From Teacher to Student

Val worked in the Kansas City public school system for 20 years as an elementary school teacher. Though she loved her job, it was her experiences with medical and social workers that inspired her to go back to school and pursue her master’s degree in the field.

“In 1991, I was diagnosed with non-Hodgkin lymphoma and went through surgery, chemotherapy and radiation. Social workers were a big support to me during this time,” she says. “In 2002, when my mother passed away, again I was thrown into the medical community with doctors and social workers and hospitals. I just knew then it was time for me to retire from teaching and go back to school. When I started working toward my degree, I knew I wanted to work for hospice. That’s what my heart really called me to do.”

While in graduate school, Val completed an internship with Crossroads. She was offered a full-time position once she graduated, and never looked back. “We give hospice care that is second to none. When we say we do more, we really do. I will say that our social workers do not leave any stone unturned. If there is a resource out there for a family, we’re going to track it down. We go the extra mile.”

The Mother Hen

Val is a self-described “mama hen.” Conditioned from her elementary teaching days, she imparts words of encouragement and enthusiasm on her staff at every turn. “My social workers and chaplains laugh at me because I’m not only such a mother hen, but I’m still that elementary school teacher.
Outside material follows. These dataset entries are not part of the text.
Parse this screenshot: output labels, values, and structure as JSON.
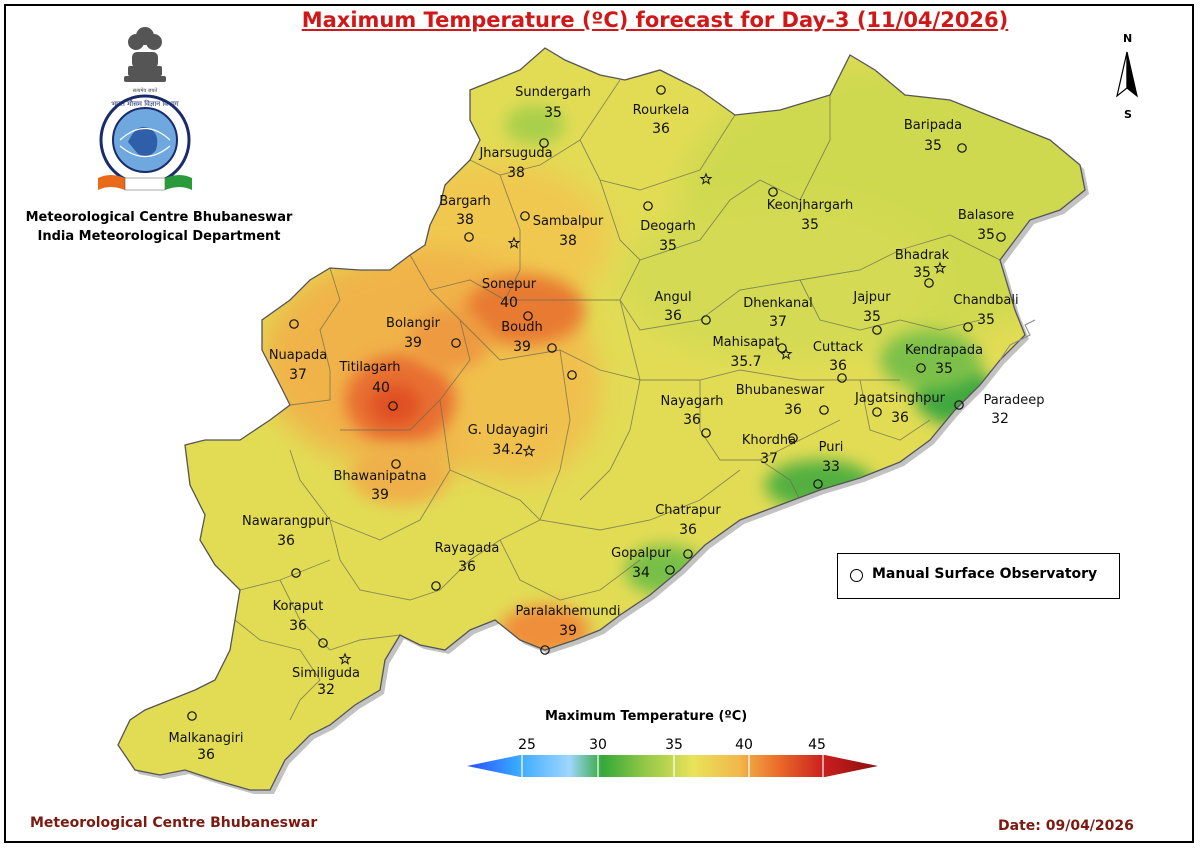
{
  "title": "Maximum Temperature (ºC) forecast for Day-3 (11/04/2026)",
  "organization": {
    "line1": "Meteorological Centre Bhubaneswar",
    "line2": "India Meteorological Department",
    "emblem_text_top": "भारत मौसम विज्ञान विभाग",
    "emblem_text_side": "INDIA METEOROLOGICAL DEPARTMENT",
    "emblem_ribbon": "आदित्यात जायते वृष्टि"
  },
  "footer": {
    "left": "Meteorological Centre Bhubaneswar",
    "right": "Date: 09/04/2026"
  },
  "north_arrow": {
    "n": "N",
    "s": "S"
  },
  "legend": {
    "label": "Manual Surface Observatory"
  },
  "scale": {
    "title": "Maximum Temperature (ºC)",
    "ticks": [
      "25",
      "30",
      "35",
      "40",
      "45"
    ],
    "colors": [
      "#2a4cff",
      "#37a8ff",
      "#9fd6ff",
      "#35a83a",
      "#8fc846",
      "#e9e35a",
      "#f2b84a",
      "#ea6a2a",
      "#c91e1e",
      "#8a1010"
    ]
  },
  "colors": {
    "title": "#d01818",
    "footer": "#7a1a10",
    "base_fill": "#e4de58"
  },
  "stations": [
    {
      "name": "Sundergarh",
      "value": "35"
    },
    {
      "name": "Rourkela",
      "value": "36"
    },
    {
      "name": "Jharsuguda",
      "value": "38"
    },
    {
      "name": "Bargarh",
      "value": "38"
    },
    {
      "name": "Sambalpur",
      "value": "38"
    },
    {
      "name": "Deogarh",
      "value": "35"
    },
    {
      "name": "Keonjhargarh",
      "value": "35"
    },
    {
      "name": "Baripada",
      "value": "35"
    },
    {
      "name": "Balasore",
      "value": "35"
    },
    {
      "name": "Bhadrak",
      "value": "35"
    },
    {
      "name": "Chandbali",
      "value": "35"
    },
    {
      "name": "Sonepur",
      "value": "40"
    },
    {
      "name": "Bolangir",
      "value": "39"
    },
    {
      "name": "Boudh",
      "value": "39"
    },
    {
      "name": "Nuapada",
      "value": "37"
    },
    {
      "name": "Titilagarh",
      "value": "40"
    },
    {
      "name": "Angul",
      "value": "36"
    },
    {
      "name": "Dhenkanal",
      "value": "37"
    },
    {
      "name": "Jajpur",
      "value": "35"
    },
    {
      "name": "Mahisapat",
      "value": "35.7"
    },
    {
      "name": "Cuttack",
      "value": "36"
    },
    {
      "name": "Kendrapada",
      "value": "35"
    },
    {
      "name": "Nayagarh",
      "value": "36"
    },
    {
      "name": "Bhubaneswar",
      "value": "36"
    },
    {
      "name": "Jagatsinghpur",
      "value": "36"
    },
    {
      "name": "Paradeep",
      "value": "32"
    },
    {
      "name": "G. Udayagiri",
      "value": "34.2"
    },
    {
      "name": "Khordha",
      "value": "37"
    },
    {
      "name": "Puri",
      "value": "33"
    },
    {
      "name": "Bhawanipatna",
      "value": "39"
    },
    {
      "name": "Nawarangpur",
      "value": "36"
    },
    {
      "name": "Chatrapur",
      "value": "36"
    },
    {
      "name": "Rayagada",
      "value": "36"
    },
    {
      "name": "Gopalpur",
      "value": "34"
    },
    {
      "name": "Koraput",
      "value": "36"
    },
    {
      "name": "Paralakhemundi",
      "value": "39"
    },
    {
      "name": "Similiguda",
      "value": "32"
    },
    {
      "name": "Malkanagiri",
      "value": "36"
    }
  ]
}
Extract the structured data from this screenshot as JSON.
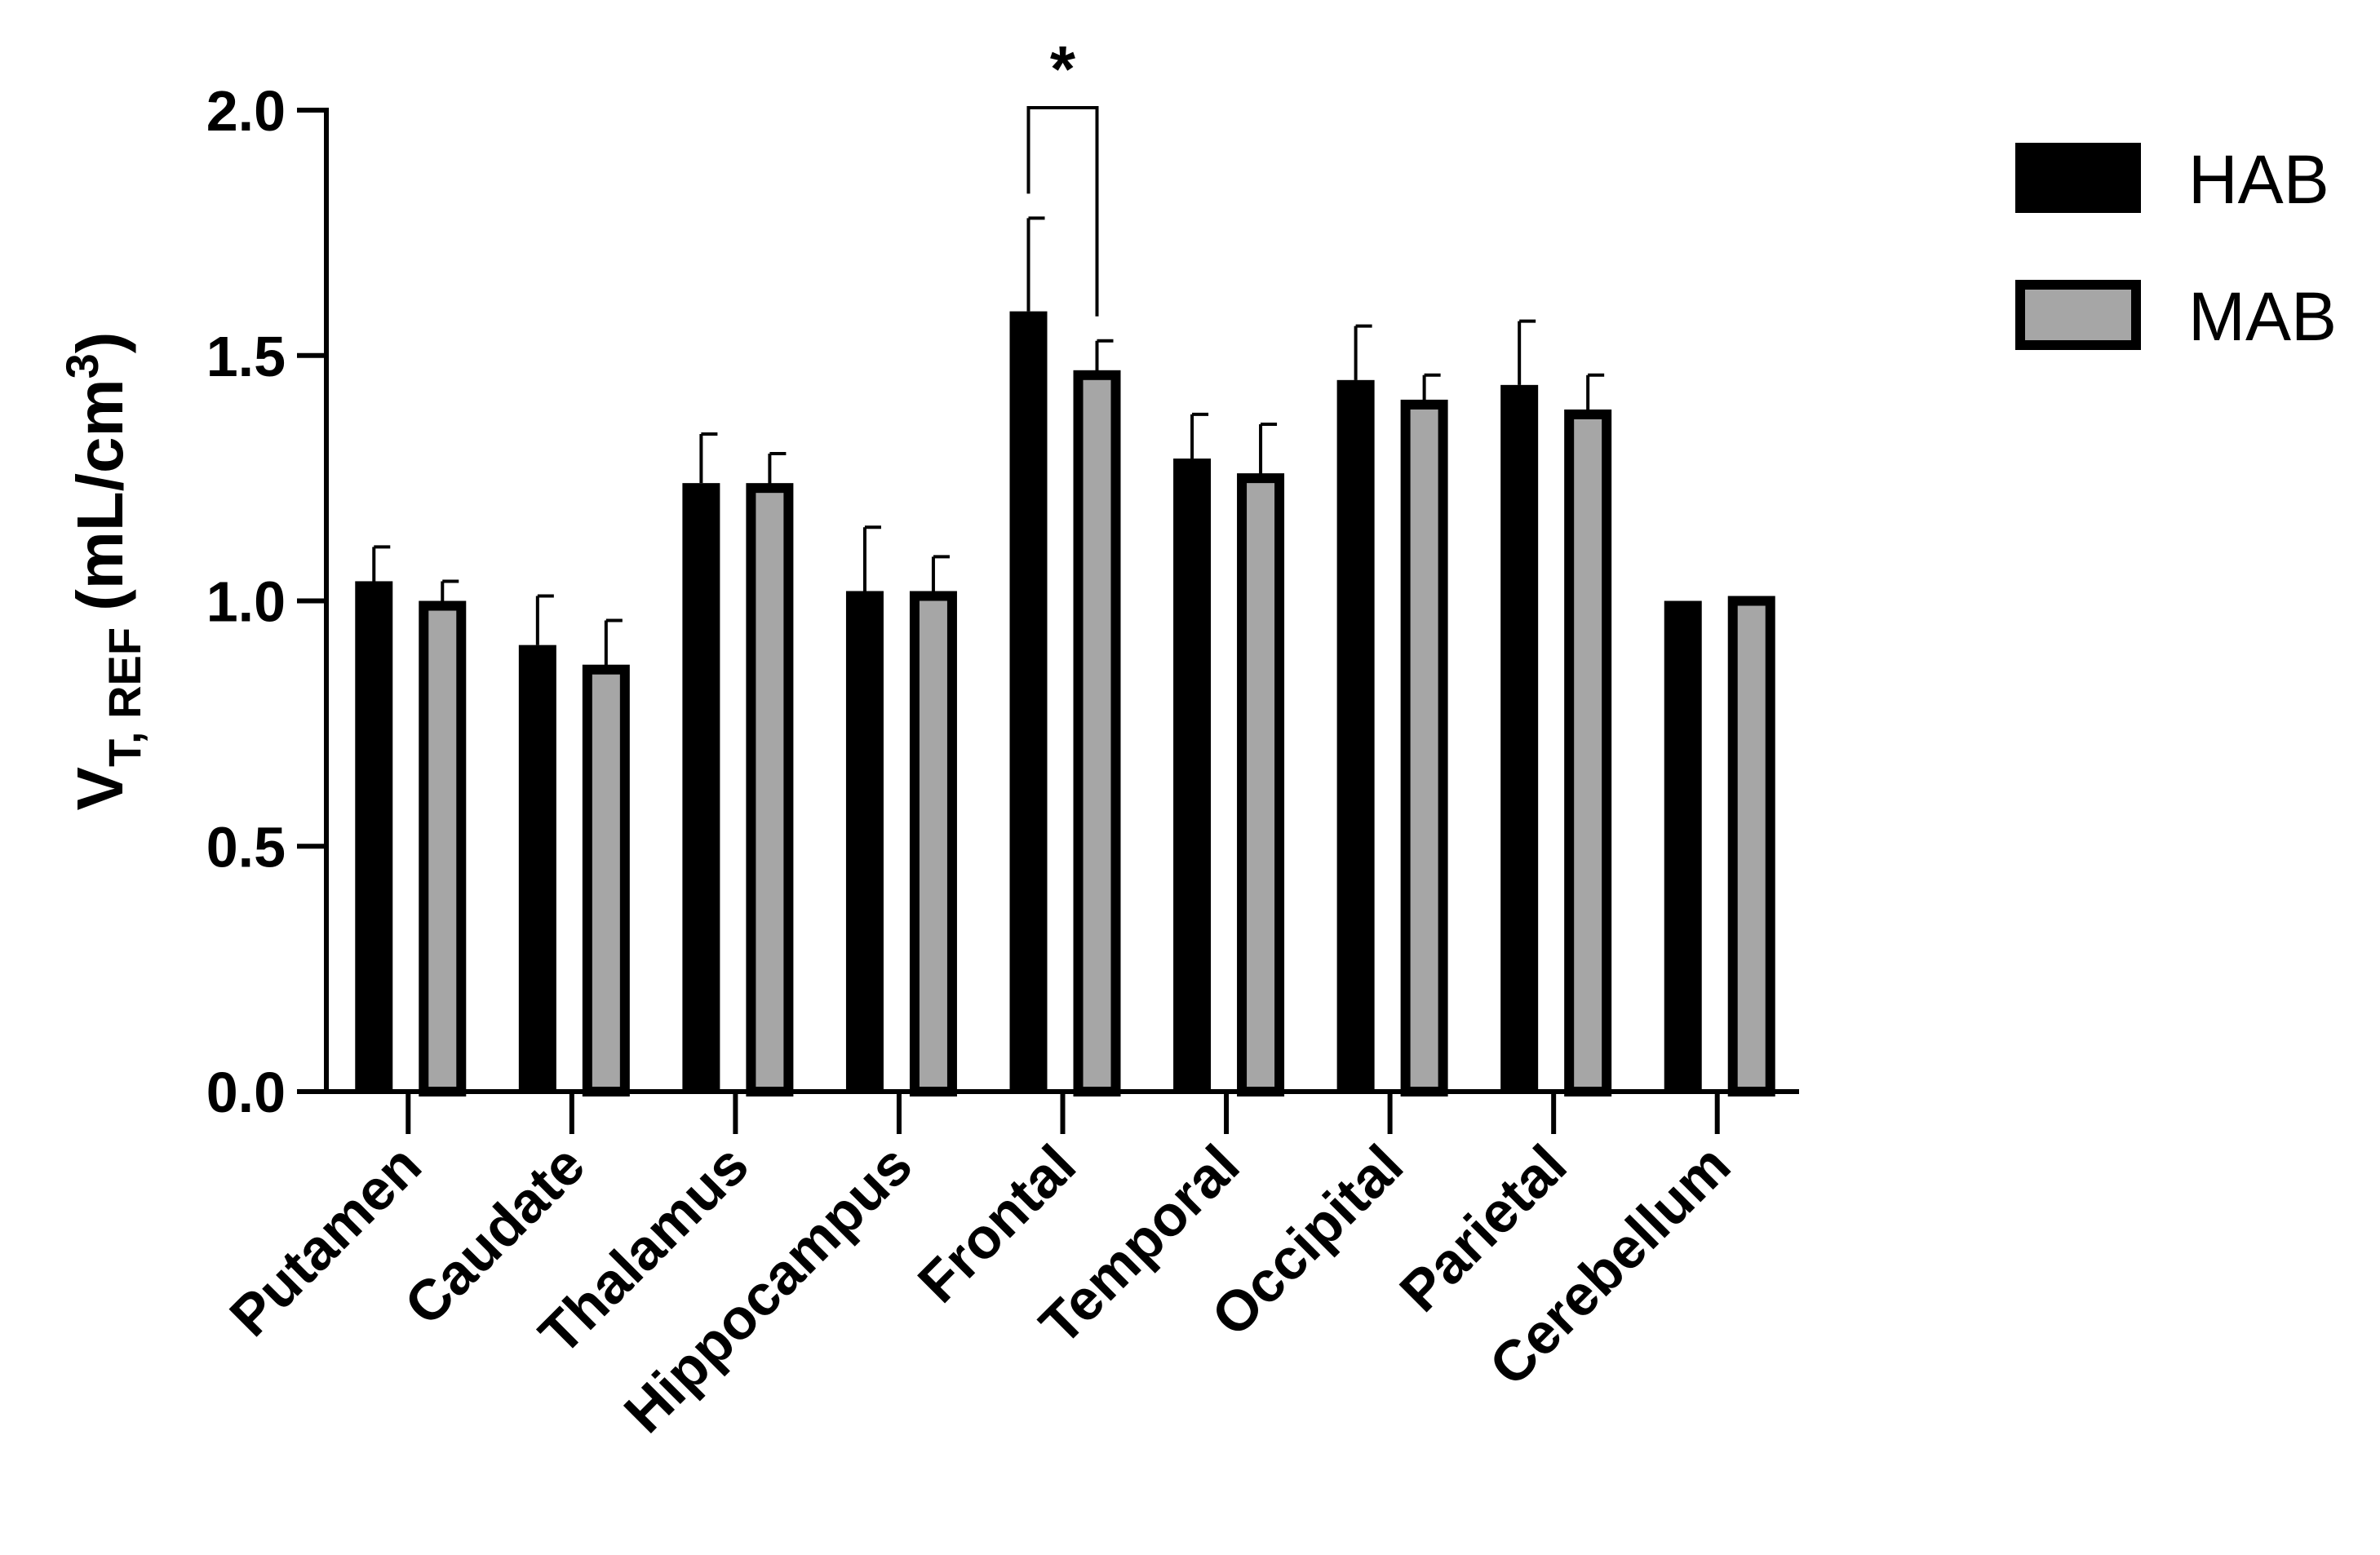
{
  "chart_data": {
    "type": "bar",
    "categories": [
      "Putamen",
      "Caudate",
      "Thalamus",
      "Hippocampus",
      "Frontal",
      "Temporal",
      "Occipital",
      "Parietal",
      "Cerebellum"
    ],
    "series": [
      {
        "name": "HAB",
        "color": "#000000",
        "values": [
          1.04,
          0.91,
          1.24,
          1.02,
          1.59,
          1.29,
          1.45,
          1.44,
          1.0
        ],
        "errors": [
          0.07,
          0.1,
          0.1,
          0.13,
          0.19,
          0.09,
          0.11,
          0.13,
          0
        ]
      },
      {
        "name": "MAB",
        "color": "#a6a6a6",
        "values": [
          0.99,
          0.86,
          1.23,
          1.01,
          1.46,
          1.25,
          1.4,
          1.38,
          1.0
        ],
        "errors": [
          0.05,
          0.1,
          0.07,
          0.08,
          0.07,
          0.11,
          0.06,
          0.08,
          0
        ]
      }
    ],
    "ylabel": {
      "main": "V",
      "sub": "T, REF",
      "unit": "(mL/cm",
      "sup": "3",
      "close": ")"
    },
    "ylim": [
      0,
      2.0
    ],
    "yticks": [
      "0.0",
      "0.5",
      "1.0",
      "1.5",
      "2.0"
    ],
    "grid": false,
    "legend_position": "top-right",
    "annotations": [
      {
        "category": "Frontal",
        "text": "*"
      }
    ]
  }
}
You should ask my team how many times in a day I tell them they’re doing a good job. I love when my staff does something wonderful for their patients or their families. One of my social workers was Employee of the Year for 2013 and I just cried and cried because I was so proud. It is very much a family here.”

Like any good mother hen, Val’s responsible not just for praising the good work of her team, but supporting them through difficult aspects of their jobs. “I manage the day-to-day things, the paperwork and those sorts of tasks. I’m here to motivate my staff, support them if they have challenging situations, and to be a sounding board. My biggest role is to provide encouragement. They can always come to me and ask questions or run through difficulties. I am blessed with amazing social workers and amazing chaplains. I give them the autonomy to do their job and I know they do it well.”

She cites her inner-drive to keep improving as her daily motivator. “I always strive to do better and be better in the position that I’m in. To be better for the social workers and chaplains, for the patients and their families, and for the good of Crossroads.”

Honoring Our Social Workers

We’re proud to honor Val as our Crossroads Hospice “Staff Spotlight” recipient of the month, and recognize our social workers who work tirelessly to serve our patients and families each day, such as: Tom Brooks in Atlanta, Marie Sutton in Dayton, Lori Davidson in Lenexa, Teesha Clark-Dismuke in Memphis, Trinity Njegovan in Northeast Ohio, Lindsey Crowley in Oklahoma City, and Kathe Sobczak in Philadelphia.